Laura Bassi

Note: This post was originally titled “Who was the First Female Professor?”, based on my reading at the time that said it was Laura Bassi. However, this was false, as a benevolent Anonymous pointed out in the comments. Sorry for any confusion and misinformation. The very first female professor was the multitalented Beatriz Galindo from 15th century Spain, where she taught at the University of Salamanca. Nevertheless, Bassi was still hugely influential, so this post will remain as a mini-biography of her.

The physicist Laura Bassi (1711-1778) became one of the first women to take a teaching position at a university in Europe in 1732, at the University of Bologna, Italy. She was a rolemodel for the burgeoning feminist movement of the time that was trying to get more women in science, especially in Germany and France.

While we know relatively little of what she accomplished scientifically (to my knowledge, we have no archives of her works), we know that she was a central character in the cultured ccircles of the time: she was admired by such people as Voltaire, corresponded with Alessandro Volta, Charles Bonnet, Paolo Frisi, among others, and her students included Alessandro Spallanzani.

Her scientific work includes experiments on gravity – Newtonian physics had just started to percolate into Italian academic circles – and its effects. In fact, it wouldn’t be hyperbolic to credit the dissemination of Newtonian ideas in Italy as mostly due to her. As of the 1760s, Bologna was one of the leading centers for research on eletricity thanks to her as well.

As I said, not much has survived of her published work. Besides ~50 theses and dissertations, we have five books from her, but these are apparently nowhere near being representative of the breadth of her work. That said, it is generally agreed that her fame is not solely due to her scientific prowess but also due to her having spearheaded the 18th century incorporation of women in academic circles. Nowhere was this movement as active as in Italy, and Laura Bassi exploited this to full effect. Women were already being viewed by most as capable of philosophising – it’s hard to imagine a time when women were thought of as incapable of independent thought, but such a time really existed not that long ago! – and were being actively encouraged by many of the contemporary and progressive philosophers/scientists of the time to join in on discussions, enroll at universities, etc. The women’s education movement was also starting to gain ground, with many arguments put forward by prominent philosophers to start including the sciences among the things women were educated in.

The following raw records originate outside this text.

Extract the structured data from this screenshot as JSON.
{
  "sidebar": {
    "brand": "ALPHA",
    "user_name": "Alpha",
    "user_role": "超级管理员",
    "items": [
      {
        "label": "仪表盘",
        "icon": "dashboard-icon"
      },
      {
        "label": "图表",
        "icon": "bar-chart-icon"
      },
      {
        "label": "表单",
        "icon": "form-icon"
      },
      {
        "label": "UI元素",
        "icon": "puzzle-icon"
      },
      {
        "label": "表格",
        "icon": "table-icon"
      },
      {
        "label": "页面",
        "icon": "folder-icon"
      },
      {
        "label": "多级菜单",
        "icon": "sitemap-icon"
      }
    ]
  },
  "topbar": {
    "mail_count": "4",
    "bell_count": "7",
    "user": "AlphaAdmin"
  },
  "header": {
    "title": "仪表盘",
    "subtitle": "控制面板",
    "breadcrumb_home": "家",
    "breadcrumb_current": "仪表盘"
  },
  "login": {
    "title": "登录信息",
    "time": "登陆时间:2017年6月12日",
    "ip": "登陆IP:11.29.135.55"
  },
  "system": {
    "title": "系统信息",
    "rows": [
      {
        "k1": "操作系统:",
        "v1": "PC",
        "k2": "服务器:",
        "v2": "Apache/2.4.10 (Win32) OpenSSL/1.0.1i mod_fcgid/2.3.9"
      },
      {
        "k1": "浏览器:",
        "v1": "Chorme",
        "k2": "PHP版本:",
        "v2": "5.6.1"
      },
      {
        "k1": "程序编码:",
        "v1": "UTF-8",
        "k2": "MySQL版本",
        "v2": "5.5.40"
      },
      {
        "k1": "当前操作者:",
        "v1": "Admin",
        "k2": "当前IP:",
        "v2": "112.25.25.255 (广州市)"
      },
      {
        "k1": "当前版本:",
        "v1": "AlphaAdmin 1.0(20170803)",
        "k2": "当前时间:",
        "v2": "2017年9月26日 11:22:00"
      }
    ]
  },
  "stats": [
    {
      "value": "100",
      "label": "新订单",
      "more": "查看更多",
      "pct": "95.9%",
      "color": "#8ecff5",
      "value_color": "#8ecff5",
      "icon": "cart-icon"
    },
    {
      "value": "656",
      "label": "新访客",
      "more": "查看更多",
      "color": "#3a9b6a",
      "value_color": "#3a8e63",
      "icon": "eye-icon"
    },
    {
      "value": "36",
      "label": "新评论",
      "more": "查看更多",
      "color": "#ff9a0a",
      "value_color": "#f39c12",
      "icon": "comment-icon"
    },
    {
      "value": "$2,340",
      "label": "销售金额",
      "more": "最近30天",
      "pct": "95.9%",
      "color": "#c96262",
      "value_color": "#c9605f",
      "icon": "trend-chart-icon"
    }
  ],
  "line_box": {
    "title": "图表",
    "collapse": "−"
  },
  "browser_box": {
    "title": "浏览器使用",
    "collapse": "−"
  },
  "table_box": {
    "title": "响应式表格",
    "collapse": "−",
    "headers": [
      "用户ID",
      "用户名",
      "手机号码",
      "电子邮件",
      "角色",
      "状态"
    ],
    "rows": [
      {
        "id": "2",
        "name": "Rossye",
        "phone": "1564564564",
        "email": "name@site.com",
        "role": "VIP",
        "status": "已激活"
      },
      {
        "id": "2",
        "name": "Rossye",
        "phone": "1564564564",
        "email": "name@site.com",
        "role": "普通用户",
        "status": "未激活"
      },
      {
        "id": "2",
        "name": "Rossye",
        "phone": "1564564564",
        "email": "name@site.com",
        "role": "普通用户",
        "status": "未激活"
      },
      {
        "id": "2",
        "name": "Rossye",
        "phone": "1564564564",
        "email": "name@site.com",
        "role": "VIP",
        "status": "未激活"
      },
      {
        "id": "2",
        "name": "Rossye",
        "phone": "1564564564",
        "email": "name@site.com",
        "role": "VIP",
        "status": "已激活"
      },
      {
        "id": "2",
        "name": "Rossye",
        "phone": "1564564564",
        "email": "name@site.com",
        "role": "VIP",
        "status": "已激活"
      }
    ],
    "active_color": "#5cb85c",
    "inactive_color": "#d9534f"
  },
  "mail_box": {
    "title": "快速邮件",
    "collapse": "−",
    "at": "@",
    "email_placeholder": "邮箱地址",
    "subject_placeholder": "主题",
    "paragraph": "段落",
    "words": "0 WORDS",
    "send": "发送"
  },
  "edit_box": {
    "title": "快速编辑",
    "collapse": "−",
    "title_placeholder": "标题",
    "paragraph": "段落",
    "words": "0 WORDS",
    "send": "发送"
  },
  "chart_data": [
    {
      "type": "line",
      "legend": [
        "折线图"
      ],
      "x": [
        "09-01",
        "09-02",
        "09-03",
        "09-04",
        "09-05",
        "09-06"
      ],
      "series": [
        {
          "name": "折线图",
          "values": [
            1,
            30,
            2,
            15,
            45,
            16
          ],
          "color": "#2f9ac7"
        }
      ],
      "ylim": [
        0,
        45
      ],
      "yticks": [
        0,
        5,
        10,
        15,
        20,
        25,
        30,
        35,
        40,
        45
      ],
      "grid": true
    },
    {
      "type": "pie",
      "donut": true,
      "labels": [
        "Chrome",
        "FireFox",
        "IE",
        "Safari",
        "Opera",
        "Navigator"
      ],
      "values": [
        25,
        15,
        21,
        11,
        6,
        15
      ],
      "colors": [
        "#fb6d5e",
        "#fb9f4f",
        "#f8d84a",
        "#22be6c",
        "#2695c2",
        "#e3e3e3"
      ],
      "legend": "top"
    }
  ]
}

It was in this social climate that Laura Bassi came into. In Italy, it was perfect for a smart woman and always has been, since the Renaissance. Not so elsewhere: in France for example, women of the time were just housewives or prostitutes and were not allowed in universities. Laura Bassi, with her being offered professorship, was a sort of wake-up call to the rest of Europe to realise that female brains are just as capable as male ones. This shouldn’t be underestimated either: we take the attitude of equality for granted now (despite still living in a misogynistic rape culture, but let’s not open that can of worms lest some Oppressed Menz spot this post), but Laura Bassi demonstrated to the men that even though she had to take care of eight kids, teach and conduct experiments, she could manage and contribute significantly to the science world.

The call was heard throughout Europe and the women graduates started increasing in the following decades. Women had moved from being objects, to being allowed access to knowledge to finally being allowed active participation. And we can credit Laura Bassi for playing a significant role in allowing the last bit.